Plantation owners on Réunion were feeling pretty clever until they realized that the vine cuttings they’d smuggled out of Mexico wouldn’t grow seed pods. Belgian botanist Charles Morren shortly realized that without the Melipona bee, which was native to the Mexican coast, vanilla orchids grown in other parts of the world couldn’t pollinate. And without pollination, any vanilla flowers that grew quickly browned and fell off the vine without producing pods. What few pods did grow on Réunion were the product of accidental pollination by ants and so on.
Attempts at artificial pollination were fruitless, no pun intended. The problem was a small membrane deep inside the orchid bloom that separated the stigma, the female pollen receiver, from the male pollen producer, the anther. The Melipona bee could lift the membrane and transfer pollen between the two, but no human tool could do it without destroying the blossom. Morren eventually invented an artificial method for pollinating the vanilla orchid, but is was so convoluted and expensive it wasn’t practical for the field.
Which is where a young man named Edmond Albius entered the picture and deprived Mexico of its global vanilla monopoly once and for all. Albius was a slave and an orphan, overall a 12-year-old nobody. But he was smart as a whip. He was born in 1829 on Réunion, and it just so happened that in 1841 he was sent to live with a noted French horticulturist by the name of Ferreol Bellier-Beaumont. Beaumont quickly took a liking to Albius, indeed practically adopted him as a son, and over time taught Albius just about everything he knew about plant husbandry.

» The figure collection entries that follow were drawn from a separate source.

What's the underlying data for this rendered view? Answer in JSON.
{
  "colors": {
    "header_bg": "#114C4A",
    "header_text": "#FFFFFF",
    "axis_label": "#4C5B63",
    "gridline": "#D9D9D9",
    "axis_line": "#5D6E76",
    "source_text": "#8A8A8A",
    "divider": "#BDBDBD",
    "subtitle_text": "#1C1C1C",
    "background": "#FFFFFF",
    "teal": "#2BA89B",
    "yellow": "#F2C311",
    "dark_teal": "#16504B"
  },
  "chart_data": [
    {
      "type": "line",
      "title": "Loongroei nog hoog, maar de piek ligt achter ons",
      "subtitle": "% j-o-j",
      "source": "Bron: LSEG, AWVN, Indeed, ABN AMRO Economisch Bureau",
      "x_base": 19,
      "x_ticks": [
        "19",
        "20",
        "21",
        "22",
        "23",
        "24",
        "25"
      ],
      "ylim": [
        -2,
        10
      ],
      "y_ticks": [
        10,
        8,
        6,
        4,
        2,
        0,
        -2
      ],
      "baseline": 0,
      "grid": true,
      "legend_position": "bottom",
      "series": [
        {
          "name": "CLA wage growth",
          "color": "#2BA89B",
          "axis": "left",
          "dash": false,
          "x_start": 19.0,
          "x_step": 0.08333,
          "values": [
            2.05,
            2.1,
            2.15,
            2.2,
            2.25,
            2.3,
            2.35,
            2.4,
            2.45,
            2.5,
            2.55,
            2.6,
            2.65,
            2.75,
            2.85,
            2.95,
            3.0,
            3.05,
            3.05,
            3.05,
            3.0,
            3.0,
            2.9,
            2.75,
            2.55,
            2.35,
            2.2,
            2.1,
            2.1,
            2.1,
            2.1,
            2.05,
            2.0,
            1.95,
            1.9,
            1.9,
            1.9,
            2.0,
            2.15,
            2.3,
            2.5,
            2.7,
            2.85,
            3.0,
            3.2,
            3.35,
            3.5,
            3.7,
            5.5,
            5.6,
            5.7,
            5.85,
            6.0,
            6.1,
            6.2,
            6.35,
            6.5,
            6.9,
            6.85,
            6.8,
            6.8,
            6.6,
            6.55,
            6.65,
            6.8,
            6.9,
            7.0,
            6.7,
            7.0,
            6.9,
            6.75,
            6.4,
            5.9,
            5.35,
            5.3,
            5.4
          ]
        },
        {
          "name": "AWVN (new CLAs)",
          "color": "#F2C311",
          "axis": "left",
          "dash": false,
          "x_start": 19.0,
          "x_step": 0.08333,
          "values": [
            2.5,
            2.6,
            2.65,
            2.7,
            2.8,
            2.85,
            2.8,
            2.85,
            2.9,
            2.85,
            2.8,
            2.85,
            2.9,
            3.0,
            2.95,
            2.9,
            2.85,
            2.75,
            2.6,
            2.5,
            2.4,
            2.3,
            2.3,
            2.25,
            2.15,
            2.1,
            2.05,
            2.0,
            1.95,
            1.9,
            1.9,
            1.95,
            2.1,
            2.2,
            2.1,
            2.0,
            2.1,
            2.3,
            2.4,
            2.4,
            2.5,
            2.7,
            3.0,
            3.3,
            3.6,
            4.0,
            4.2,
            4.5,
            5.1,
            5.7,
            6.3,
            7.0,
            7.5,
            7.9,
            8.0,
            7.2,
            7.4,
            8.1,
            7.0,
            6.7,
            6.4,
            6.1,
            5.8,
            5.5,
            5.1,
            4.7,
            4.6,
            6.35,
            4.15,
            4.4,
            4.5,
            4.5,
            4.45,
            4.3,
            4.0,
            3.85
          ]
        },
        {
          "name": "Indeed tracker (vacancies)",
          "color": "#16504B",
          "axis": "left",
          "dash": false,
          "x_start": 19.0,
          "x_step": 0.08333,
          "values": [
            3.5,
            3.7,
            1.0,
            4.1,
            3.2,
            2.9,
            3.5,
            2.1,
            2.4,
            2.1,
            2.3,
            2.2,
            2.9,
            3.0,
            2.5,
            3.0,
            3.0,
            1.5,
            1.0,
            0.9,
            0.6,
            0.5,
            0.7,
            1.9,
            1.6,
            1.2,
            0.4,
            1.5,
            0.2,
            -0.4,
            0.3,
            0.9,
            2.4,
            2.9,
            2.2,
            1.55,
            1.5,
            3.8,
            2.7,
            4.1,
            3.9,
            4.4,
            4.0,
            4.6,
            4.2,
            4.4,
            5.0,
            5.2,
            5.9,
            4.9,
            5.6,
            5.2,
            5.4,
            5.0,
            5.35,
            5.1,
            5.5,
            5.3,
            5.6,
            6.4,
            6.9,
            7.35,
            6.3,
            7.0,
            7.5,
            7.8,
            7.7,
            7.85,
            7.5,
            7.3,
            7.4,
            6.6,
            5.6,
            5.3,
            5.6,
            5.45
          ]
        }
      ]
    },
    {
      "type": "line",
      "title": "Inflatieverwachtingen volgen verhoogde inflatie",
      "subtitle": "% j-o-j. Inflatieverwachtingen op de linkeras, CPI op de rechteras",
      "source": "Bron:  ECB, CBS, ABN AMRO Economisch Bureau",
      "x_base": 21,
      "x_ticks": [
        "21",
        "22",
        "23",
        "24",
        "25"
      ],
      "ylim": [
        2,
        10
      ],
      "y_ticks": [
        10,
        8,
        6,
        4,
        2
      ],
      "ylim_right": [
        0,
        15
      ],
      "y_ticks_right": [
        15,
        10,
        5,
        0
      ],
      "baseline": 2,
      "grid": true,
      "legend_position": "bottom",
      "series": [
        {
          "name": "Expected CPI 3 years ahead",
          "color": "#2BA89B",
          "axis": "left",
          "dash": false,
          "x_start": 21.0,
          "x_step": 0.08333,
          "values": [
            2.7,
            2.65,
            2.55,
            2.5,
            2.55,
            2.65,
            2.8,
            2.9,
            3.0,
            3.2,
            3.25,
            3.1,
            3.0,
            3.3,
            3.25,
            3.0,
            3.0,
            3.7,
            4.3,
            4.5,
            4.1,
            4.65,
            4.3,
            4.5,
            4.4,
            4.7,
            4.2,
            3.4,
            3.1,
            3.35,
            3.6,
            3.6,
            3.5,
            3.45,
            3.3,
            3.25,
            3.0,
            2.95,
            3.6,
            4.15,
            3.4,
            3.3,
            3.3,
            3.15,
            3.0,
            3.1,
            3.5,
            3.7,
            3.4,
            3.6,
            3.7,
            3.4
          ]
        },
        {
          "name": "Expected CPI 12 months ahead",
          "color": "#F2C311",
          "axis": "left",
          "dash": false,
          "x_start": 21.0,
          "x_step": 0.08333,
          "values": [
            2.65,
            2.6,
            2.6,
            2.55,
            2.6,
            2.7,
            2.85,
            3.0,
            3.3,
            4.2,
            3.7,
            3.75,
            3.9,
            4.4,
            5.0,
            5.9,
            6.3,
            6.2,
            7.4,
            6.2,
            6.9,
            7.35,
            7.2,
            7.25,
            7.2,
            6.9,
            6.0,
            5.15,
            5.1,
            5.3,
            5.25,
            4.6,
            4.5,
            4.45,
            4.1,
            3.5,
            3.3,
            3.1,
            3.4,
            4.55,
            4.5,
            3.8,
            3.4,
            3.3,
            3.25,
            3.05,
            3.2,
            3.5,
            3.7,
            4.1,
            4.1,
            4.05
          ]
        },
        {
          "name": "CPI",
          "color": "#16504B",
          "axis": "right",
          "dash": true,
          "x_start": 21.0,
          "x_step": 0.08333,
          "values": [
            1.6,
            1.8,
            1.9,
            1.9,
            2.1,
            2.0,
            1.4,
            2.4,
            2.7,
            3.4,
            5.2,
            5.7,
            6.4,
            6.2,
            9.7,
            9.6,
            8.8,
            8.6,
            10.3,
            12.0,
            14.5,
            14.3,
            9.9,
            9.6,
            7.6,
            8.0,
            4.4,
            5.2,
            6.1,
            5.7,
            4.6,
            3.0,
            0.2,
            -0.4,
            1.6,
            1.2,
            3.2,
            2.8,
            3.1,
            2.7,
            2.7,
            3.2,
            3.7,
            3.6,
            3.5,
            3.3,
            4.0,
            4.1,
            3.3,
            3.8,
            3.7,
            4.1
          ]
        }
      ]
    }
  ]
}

Beaumont kept a few vanilla vines around his estate which he fiddled with from time to time to no effect whatsoever. So when Albius came to him one day to explain he’d succeeded in hand-pollinating vanilla orchids using a grass blade, Beaumont was more than a little skeptical. However shortly afterward vanilla pods started popping out all over Beaumont’s garden and he realized Albius was on to something. Beaumont quickly organized workshops for the owners and workers on the various estates on the island, which Albius oversaw. In time he developed a little bamboo tool to do the job of his grass blade, and in a few years the estate owners on Réunion were producing vanilla pods by the ton.
As you might expect, Albius’ discovery didn’t go down too well in horticultural circles in the French colonies. None of the PhD’s there liked being outdone by a slave boy. And indeed it wasn’t long before noted botanist Jean Richard claimed he’d invented the technique and taught it to Albius. Numerous protests by Beaumont and other Réunion landowners — backed by documentation — eventually set things to rights. But being a slave Albius never profited from his discovery, even after slavery was abolished in French-owned territories in 1848. Albius fell on hard times after that year, and even served time in jail for robbery. But he always had a place to live while Beaumont was alive. When he was freed from prison after serving five years of a 10-year sentence, Beaumont gave him a house where he lived for the rest of his life.